File spoon-archives/french-feminism.archive/french-feminism_2001/french-feminism.0101, message 3


From: "Nathan Goralnik" <rhizome85-AT-home.com>
Subject: Some thoughts on political action
Date: Wed, 3 Jan 2001 17:51:28 -0700


Hi~

    Today as I was pondering gay rights in the context of the construction
of identity, I suddenly came to a new, more animated understanding of the
position of post-structuralism in the privacy/rights debate. All of the
fragmented understanding that I had previously had came together in a
rhetorically connected and animated "bigger picture understanding.
    Because of this, I now see why many are more optimistic about the
potential of performative political action than I have been in the past.
What is so crucial about post-structuralist understandings of political
agency is not so much that they provide us with an FYI on how subjectivity
works as it is that
these understandings operate like a new knowledge that produces new sites
for political agency.
    Here's what happened. I had always understood (separately!):

1) That disciplinary power extends into the "private" sphere;
2) That things like identity aren't predetermined;
3) That (roughly speaking) restive actions produce restive subjects;
4) That rights were deployed as resistance to monarchical tyranny;
5) That juridical understandings of power aren't satisfactory.

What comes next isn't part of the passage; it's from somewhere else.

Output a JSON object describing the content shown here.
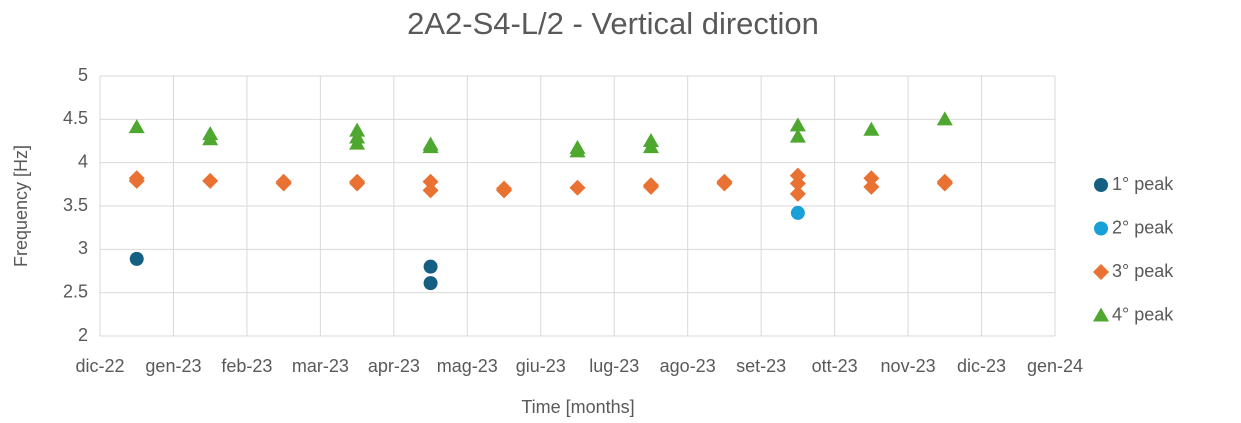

But I figured, "Ok, so disciplinary power extends into the 'private'
sphere," and privacy/rights can challenge that. What is the implication
here? I implicitly understood the implications of the performativity for
understandings of political agency, but I never consciously thought of them,
and never connected my understanding of these implications to the fact that
disciplinary power pervades the "private." I began to understand how the
explosion of the public/private distinction and the performativity of
identity come together to animate the statement "restive actions produce
restive subjects" when I connected these ideas and set them against the
liberal discourse of
"rights" (#4 on my list) in the context of the methodological conflict
between Foucauldian and juridical analyses of the operations of power. I
suddenly became actively aware of the big picture--the way the juridical
discourse of right draws potentially meaningless sociopolitical lines
between public and
private that are totally uninformed by an understanding of the operations of
disciplinary power. This tends to produce a juridical ideology of "civil
privatism" whose picture of political subjectivity is both over-inclusive
and under-inclusive. It is over-inclusive in that it assumes a degree of
autonomy over one's personal affairs that simply doesn't exist; it is
under-inclusive in that it assumes that potentials for individual political
action are co-extensive with (and thus limited by) the degree of formal
freedom that the government is willing to grant via "rights."

This is why the new understanding of subjectivity that the
post-structuralists offer is so crucial, because, in pointing out new sites
for political contest, it, as Kulynych says, "ensures resistability." A
performative understanding of political agency, (when coupled with a
Foucauldian understanding of power) politicizes the private, opening up new
spaces for political action. Individuals can thus engage strategies
disciplinary power at their capillary points and thus become restive NOT
because they "have" new rights, but because they are engaged in acts of
resistance. Only this understanding of power and agency provides any degree
of "liberation" (however small) of the private from the coercive effects of
disciplinary power that formal rights TOTALLY fail to engage.

Thoughts and citations on this topic would be MUCH appreciated :)

~Nate

--

"Thought is no longer theoretical. As soon as it functions it
offends or reconciles, attracts or repels, breaks, dissociates,
unites, or re-unites; it cannot help but liberate and enslave.
Even before prescribing, suggesting a future, saying what must
be done, even before exhorting or merely sounding an alarm,
thought, at the level of its existence, in its very dawning, is
in itself an action--a perilous act."